Thinly slice your onions, and set aside until ready to use.
To a large pot add your olive oil and butter and set to low/medium heat. Once hot, add your onions.
Sauté onions on low-medium heat for 30 minutes. Stir in the sugar and continue cooking for another 15–30 minutes, stirring frequently, until the onions are deeply browned and fully caramelized.Sammy's tip: if onions brown too quickly, stir in 1–2 tablespoons of water to deglaze the pan and regulate the temperature. Once the onions are caramelized and golden in colour, add your garlic, salt, fresh thyme and sauté for an additional 2-3 minutes.
Add your tomato paste and cook for 2 to 3 minutes or until the tomato paste turns a deep red color.
Deglaze with your white wine and simmer for 2 to 3 minutes, just until the wine reduces by half.

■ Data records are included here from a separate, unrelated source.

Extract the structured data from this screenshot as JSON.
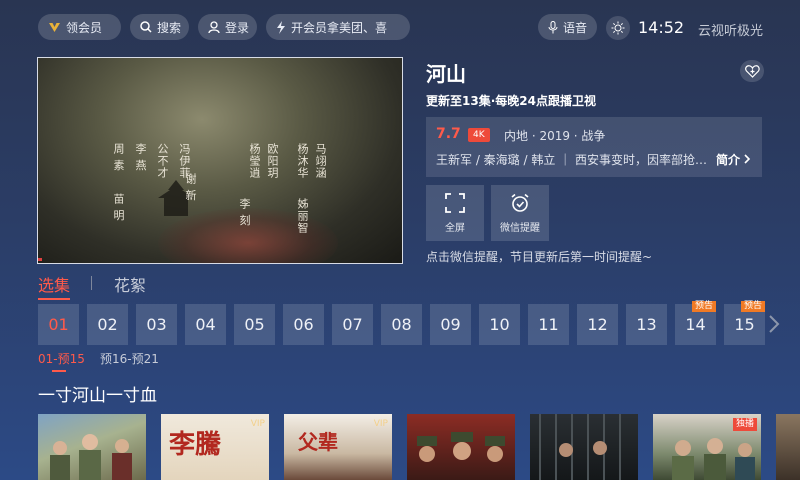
{
  "topbar": {
    "vip": "领会员",
    "search": "搜索",
    "login": "登录",
    "promo": "开会员拿美团、喜",
    "voice": "语音",
    "time": "14:52",
    "brand": "云视听极光"
  },
  "player": {
    "credits": [
      "马翊涵",
      "杨沐华",
      "姊丽智",
      "欧阳玥",
      "杨瑩逍",
      "李 刻",
      "谢 新",
      "冯伊菲",
      "公不才",
      "李 燕",
      "周 素",
      "苗 明"
    ]
  },
  "detail": {
    "title": "河山",
    "update": "更新至13集·每晚24点跟播卫视",
    "score": "7.7",
    "badge": "4K",
    "meta": "内地 · 2019 · 战争",
    "cast": "王新军 / 秦海璐 / 韩立 ｜ 西安事变时，因率部抢占…",
    "intro": "简介",
    "fullscreen": "全屏",
    "wechat": "微信提醒",
    "tip": "点击微信提醒，节目更新后第一时间提醒~"
  },
  "tabs": [
    "选集",
    "花絮"
  ],
  "episodes": [
    "01",
    "02",
    "03",
    "04",
    "05",
    "06",
    "07",
    "08",
    "09",
    "10",
    "11",
    "12",
    "13",
    "14",
    "15"
  ],
  "preview_label": "预告",
  "ranges": [
    "01-预15",
    "预16-预21"
  ],
  "recommend": {
    "title": "一寸河山一寸血",
    "posters": [
      {
        "tag": ""
      },
      {
        "tag": "VIP",
        "art": "李騰"
      },
      {
        "tag": "VIP",
        "art": "父辈"
      },
      {
        "tag": ""
      },
      {
        "tag": ""
      },
      {
        "tag": "独播"
      }
    ]
  },
  "colors": {
    "accent": "#ff5a4a",
    "preview": "#f07a25"
  }
}
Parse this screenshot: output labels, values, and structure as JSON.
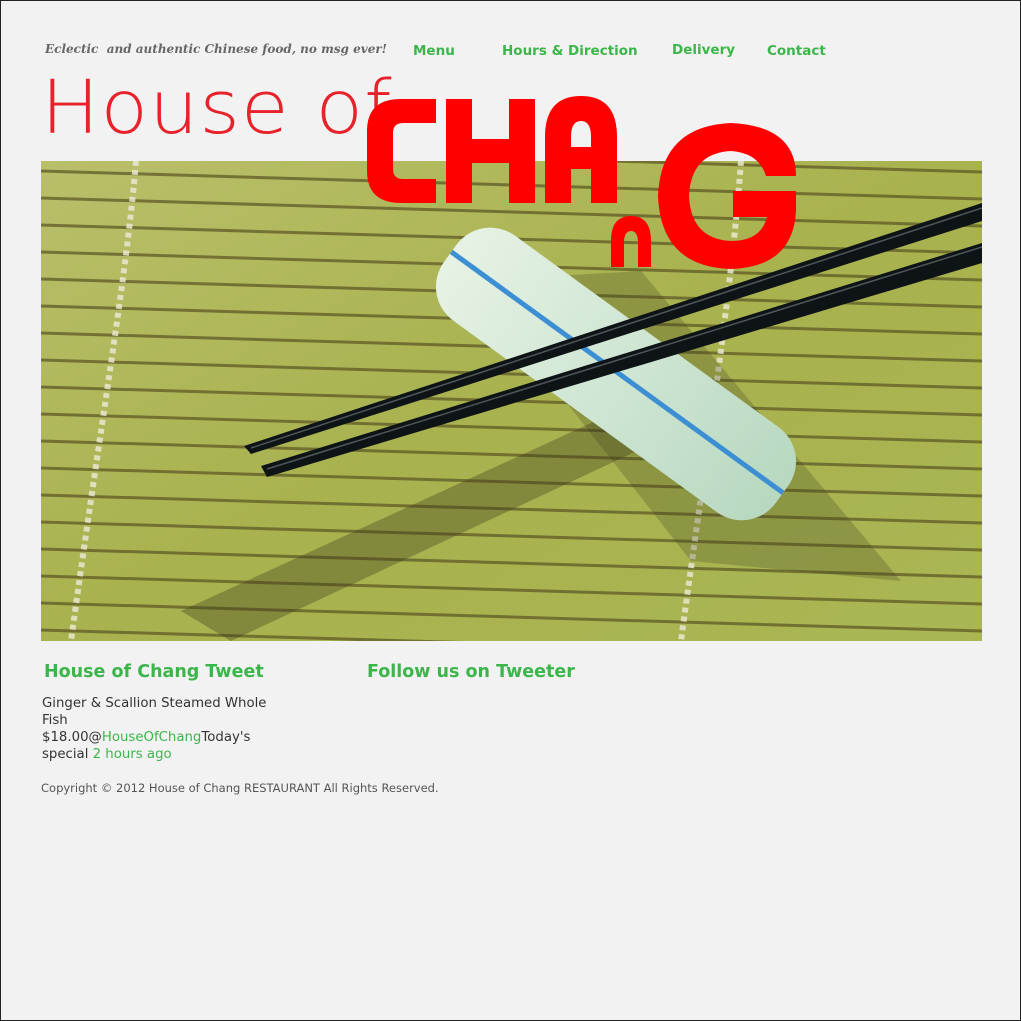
{
  "header": {
    "tagline": "Eclectic  and authentic Chinese food, no msg ever!",
    "logo_prefix": "House of",
    "logo_main": "CHAnG"
  },
  "nav": {
    "items": [
      {
        "label": "Menu"
      },
      {
        "label": "Hours & Direction"
      },
      {
        "label": "Delivery"
      },
      {
        "label": "Contact"
      }
    ]
  },
  "colors": {
    "accent_green": "#3cb54a",
    "brand_red": "#e8222a",
    "background": "#f2f2f2"
  },
  "hero": {
    "image": "chopsticks-on-bamboo-mat"
  },
  "tweets": {
    "heading": "House of Chang Tweet",
    "line1": "Ginger & Scallion Steamed Whole Fish",
    "line2_prefix": "$18.00@",
    "handle": "HouseOfChang",
    "line2_suffix": "Today's",
    "line3_prefix": "special ",
    "time_ago": "2 hours ago"
  },
  "follow": {
    "heading": "Follow us on Tweeter"
  },
  "footer": {
    "copyright": "Copyright © 2012 House of Chang RESTAURANT All Rights Reserved."
  }
}
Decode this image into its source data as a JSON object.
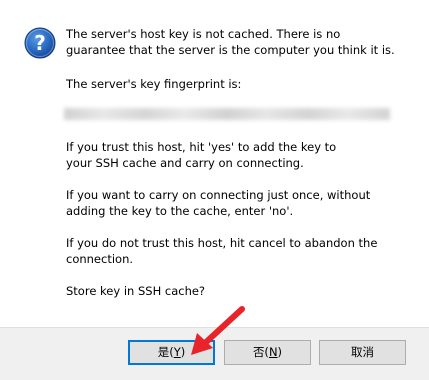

Add your worcestershire and beef stock and stir to combine. Taste here to see if you need any additional seasionings. Then, bring the soup to a simmer and allow to simmer for 5-7 minutes.
Turn the heat off and ladle your soup into your oven safe bowls.
Place toasted croutons into each ramekin/bowl then evenly distribute the mozzarella over the croutons and top each bowl with a large slice of Gruyère or Swiss cheese.
Bake in a 400 °F degree oven for 5 minutes, or until the cheese has fully melted.